The Journal of Bone & Joint Surgery British Volume
Vol. 87-B, Issue 5 | Pages 736 - 740
1 May 2005
Tochigi Y Rudert MJ Brown TD McIff TE Saltzman CL

When performing the Scandinavian Total Ankle Replacement (STAR), the positioning of the talar component and the selection of mobile-bearing thickness are critical. A biomechanical experiment was undertaken to establish the effects of these variables on the range of movement (ROM) of the ankle.

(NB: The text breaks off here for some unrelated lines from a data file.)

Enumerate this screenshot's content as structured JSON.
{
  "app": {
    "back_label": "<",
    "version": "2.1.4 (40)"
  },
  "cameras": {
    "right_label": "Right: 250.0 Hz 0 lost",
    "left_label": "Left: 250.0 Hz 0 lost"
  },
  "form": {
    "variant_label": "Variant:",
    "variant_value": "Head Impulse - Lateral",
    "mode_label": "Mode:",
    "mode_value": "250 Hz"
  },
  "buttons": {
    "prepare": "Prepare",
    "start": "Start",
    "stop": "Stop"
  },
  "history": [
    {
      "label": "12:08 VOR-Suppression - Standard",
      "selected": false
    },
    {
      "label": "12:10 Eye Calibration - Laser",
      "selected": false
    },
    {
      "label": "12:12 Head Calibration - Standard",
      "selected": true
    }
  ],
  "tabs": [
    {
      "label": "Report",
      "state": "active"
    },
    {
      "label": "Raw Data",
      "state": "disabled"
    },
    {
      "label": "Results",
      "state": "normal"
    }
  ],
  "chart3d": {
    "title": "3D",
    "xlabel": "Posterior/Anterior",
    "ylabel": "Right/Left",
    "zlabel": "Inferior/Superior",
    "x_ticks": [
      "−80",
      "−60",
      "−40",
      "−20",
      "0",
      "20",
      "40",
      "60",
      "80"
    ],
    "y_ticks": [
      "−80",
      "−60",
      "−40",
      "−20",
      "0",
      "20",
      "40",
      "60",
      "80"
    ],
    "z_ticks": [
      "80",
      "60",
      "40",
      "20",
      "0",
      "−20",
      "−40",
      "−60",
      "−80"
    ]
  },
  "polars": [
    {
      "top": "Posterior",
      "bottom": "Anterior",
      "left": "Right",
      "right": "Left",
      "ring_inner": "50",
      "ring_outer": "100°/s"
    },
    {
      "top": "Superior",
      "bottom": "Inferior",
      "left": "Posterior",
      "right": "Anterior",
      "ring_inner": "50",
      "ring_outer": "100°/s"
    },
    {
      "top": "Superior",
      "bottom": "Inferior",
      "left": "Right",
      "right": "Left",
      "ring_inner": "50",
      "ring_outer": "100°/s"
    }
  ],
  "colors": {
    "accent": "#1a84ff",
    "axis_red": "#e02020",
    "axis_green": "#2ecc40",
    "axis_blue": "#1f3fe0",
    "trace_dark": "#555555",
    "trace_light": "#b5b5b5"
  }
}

Six cadaver ankles containing a specially-modified STAR prosthesis were subjected to ROM determination, under weight-bearing conditions, while monitoring the strain in the peri-ankle ligaments. Each specimen was tested with the talar component positions in neutral, as well as 3 and 6 mm of anterior and posterior displacement. The sequence was repeated with an anatomical bearing thickness, as well as at 2 mm reduced and increased thicknesses. The movement limits were defined as 10% strain in any ligament, bearing lift-off from the talar component or limitations of the hardware.

Both anterior talar component displacement and bearing thickness reduction caused a decrease in plantar flexion, which was associated with bearing lift-off. With increased bearing thickness, posterior displacement of the talar component decreased plantar flexion, whereas anterior displacement decreased dorsiflexion.